By region, North America sales grew 5.1% to $1.5 billion, while comparable sales declined 7.6%, reflecting higher average transaction value but a lower number of transactions.

International sales were $95.3 million, down 21.2%.

Operating income fell to $48.4 million, compared to $106.9 million in the prior year and GAAP diluted earnings per share fell to $0.60, down from $1.45 last year.

"Our strong third quarter results exceeded guidance and evidence why we believe Signet is uniquely positioned to deliver consistent market share growth and value creation," said Virginia Drosos, chief executive officer.

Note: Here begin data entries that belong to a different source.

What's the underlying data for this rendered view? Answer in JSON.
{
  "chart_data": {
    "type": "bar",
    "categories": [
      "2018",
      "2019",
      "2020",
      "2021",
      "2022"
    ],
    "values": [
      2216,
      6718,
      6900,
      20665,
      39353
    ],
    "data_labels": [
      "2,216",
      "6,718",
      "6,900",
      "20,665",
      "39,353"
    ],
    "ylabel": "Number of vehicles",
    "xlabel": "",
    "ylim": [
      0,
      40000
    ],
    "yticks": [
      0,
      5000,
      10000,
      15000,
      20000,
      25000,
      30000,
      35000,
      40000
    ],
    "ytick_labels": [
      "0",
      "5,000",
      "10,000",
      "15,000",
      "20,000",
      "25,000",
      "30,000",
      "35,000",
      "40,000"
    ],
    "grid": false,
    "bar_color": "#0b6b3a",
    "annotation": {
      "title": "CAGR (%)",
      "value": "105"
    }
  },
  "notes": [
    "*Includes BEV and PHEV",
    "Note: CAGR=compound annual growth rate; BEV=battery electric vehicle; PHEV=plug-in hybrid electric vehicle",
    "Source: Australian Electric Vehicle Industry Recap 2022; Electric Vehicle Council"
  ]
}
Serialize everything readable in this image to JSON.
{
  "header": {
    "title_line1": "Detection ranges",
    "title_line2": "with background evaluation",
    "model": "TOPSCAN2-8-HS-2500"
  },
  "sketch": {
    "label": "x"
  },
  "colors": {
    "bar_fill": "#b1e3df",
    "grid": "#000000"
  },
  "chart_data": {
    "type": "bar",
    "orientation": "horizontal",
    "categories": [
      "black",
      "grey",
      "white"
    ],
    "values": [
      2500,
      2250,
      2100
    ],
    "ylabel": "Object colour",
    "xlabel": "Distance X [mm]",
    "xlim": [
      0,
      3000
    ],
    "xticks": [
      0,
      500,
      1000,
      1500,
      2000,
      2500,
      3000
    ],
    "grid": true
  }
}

"Our financial strength and flexible operating model are enabling continued strategic investments that are widening our competitive advantages. We have acquired 22.5 million new customers over the past five years, driving revenue and market share growth, and these customers are younger, more affluent and highly diverse with meaningful lifetime purchasing power. Our team's culture of innovation, agility and rigorous execution continue to drive advantage."

Looking ahead, the company said it has updated its guidance. For the year, it expects sales to sit between $7.77 and $7.84 billion with an operating income of $809 to $850 million.

"We're raising our full-year guidance with confidence in the sustainability of an annual double-digit non-GAAP operating margin, which reflects current business trends and is now inclusive of Blue Nile," said Joan Hilson, chief financial and strategy officer.

"We are entering this Holiday season with the healthiest and most consumer-inspired inventory in our history -- down 2% despite tiering up our Accessible Luxury offering and with clearance at the lowest levels since our transformation began, excluding acquisitions. Today, nearly all of our inventory is immediately available to customers whenever, wherever and however they choose to browse, shop and buy with us which is driving inventory turns nearly double pre-transformation levels."